Visualise hundreds of little flakes of
mirror floating in between the two layers.
Say aloud, “Whatever negativity sent to me,
I send back with unconditional love and harming none.”
It sounds pretty passive aggressive, but
kill them with kindness, right?
In the evening
Do the “gghhh” breathing again.
Call the seven archangels to protect you as
you sleep.
Archangel Michael to stand at my right.
Archangel Uriel to stand at my left.
Archangel Gabriel to stand before me.
Archangel Raphael to stand behind me.
Archangel Sandalphon to stand above me.
Archangel Tzakiel to stand below me.
Archangel Metatron to surround me.
Keep me safe in perfect love and perfect trust.
The golden rule
Use this when you sense something hinky nearby.
(By that I mean non-corporeal entities, people.)
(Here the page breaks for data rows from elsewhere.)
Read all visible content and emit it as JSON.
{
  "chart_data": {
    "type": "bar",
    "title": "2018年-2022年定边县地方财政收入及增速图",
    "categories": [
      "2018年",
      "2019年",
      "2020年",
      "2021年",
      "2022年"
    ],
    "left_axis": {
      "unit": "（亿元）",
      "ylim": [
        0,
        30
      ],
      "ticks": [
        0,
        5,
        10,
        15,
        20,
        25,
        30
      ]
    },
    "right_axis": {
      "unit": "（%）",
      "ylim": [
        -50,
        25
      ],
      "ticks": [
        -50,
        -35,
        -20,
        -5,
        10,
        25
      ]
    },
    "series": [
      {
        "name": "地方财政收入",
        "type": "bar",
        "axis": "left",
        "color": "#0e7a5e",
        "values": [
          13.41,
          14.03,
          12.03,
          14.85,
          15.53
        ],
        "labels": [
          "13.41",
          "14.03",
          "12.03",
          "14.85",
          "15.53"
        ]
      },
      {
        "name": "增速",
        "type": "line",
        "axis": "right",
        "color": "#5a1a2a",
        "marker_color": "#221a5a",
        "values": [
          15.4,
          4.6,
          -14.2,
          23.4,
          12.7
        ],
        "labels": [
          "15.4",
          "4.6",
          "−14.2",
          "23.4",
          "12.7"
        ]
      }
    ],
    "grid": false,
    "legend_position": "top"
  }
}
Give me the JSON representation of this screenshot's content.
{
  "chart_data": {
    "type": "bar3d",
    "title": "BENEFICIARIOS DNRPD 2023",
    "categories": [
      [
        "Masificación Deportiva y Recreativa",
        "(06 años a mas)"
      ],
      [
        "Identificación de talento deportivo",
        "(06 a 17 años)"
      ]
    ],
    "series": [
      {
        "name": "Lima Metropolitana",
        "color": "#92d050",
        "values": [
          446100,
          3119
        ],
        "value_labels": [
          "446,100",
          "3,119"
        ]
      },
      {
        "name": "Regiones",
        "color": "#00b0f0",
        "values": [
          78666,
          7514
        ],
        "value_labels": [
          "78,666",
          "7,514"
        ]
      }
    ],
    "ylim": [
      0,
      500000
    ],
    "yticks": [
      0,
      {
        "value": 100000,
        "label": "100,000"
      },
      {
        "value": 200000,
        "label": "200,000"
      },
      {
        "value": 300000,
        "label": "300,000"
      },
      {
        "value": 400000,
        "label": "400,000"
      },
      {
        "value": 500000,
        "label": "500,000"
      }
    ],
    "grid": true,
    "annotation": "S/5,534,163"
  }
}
Use a no nonsense, take no prisoners,
Mother is talking voice, and say, “Do you walk in the light?” three times.
Basically, despite what I thought, hinky
things from the dark side can’t tell an outright lie. So, they tend to say, “Oh
bugger,” and go poof. And they don’t bring cookies.
Ritual consciousness
This is a good one, especially if, like me,
you’re a nervous wreck of anxiety and looming panic for no reason. Taking a
minute to just bring yourself towards yourself and pull up your big girl panties
is never a bad thing.
Ritual consciousness is a state of
hyper-awareness. It helps you be calmer, focused and creative. You can use this
at any time, any day.
Do 3 “gghhh” breaths.
Visualise a countdown screen in front of
you.
The countdown starts at 13 and moves to 1.
With each number remind yourself to relax
and hold your awareness between your eyebrows.
And then go get ‘em, tiger.
Third eye exercises
- Light a candle and watch the flame. Gradually relax your eyes, do your ‘gghhh’ breathing and watch the energy expand from the flame.
- Ask someone (who will humour you) to stand in front of a white wall and stare at a space above their shoulder. As your eyes relax, you should start to see a shimmer of energy around them.
- Hide under the duvet. Rub your hands together and as you pull them apart stare at the space between your hands. Do not, I repeat, do not, fart.
The last I time I had a medium do a reading for me, she told me that my great-granny said that I made her tomato sandwiches wrong. It’s probably the most accurate reading I’ll ever receive.
It sure sounds like my family. We’re the type who’ll manifest from the other side just to tell our great grandchild that their ass looks fat in those jeans.
Anyway, it isn’t the jeans, it’s the size of my ass.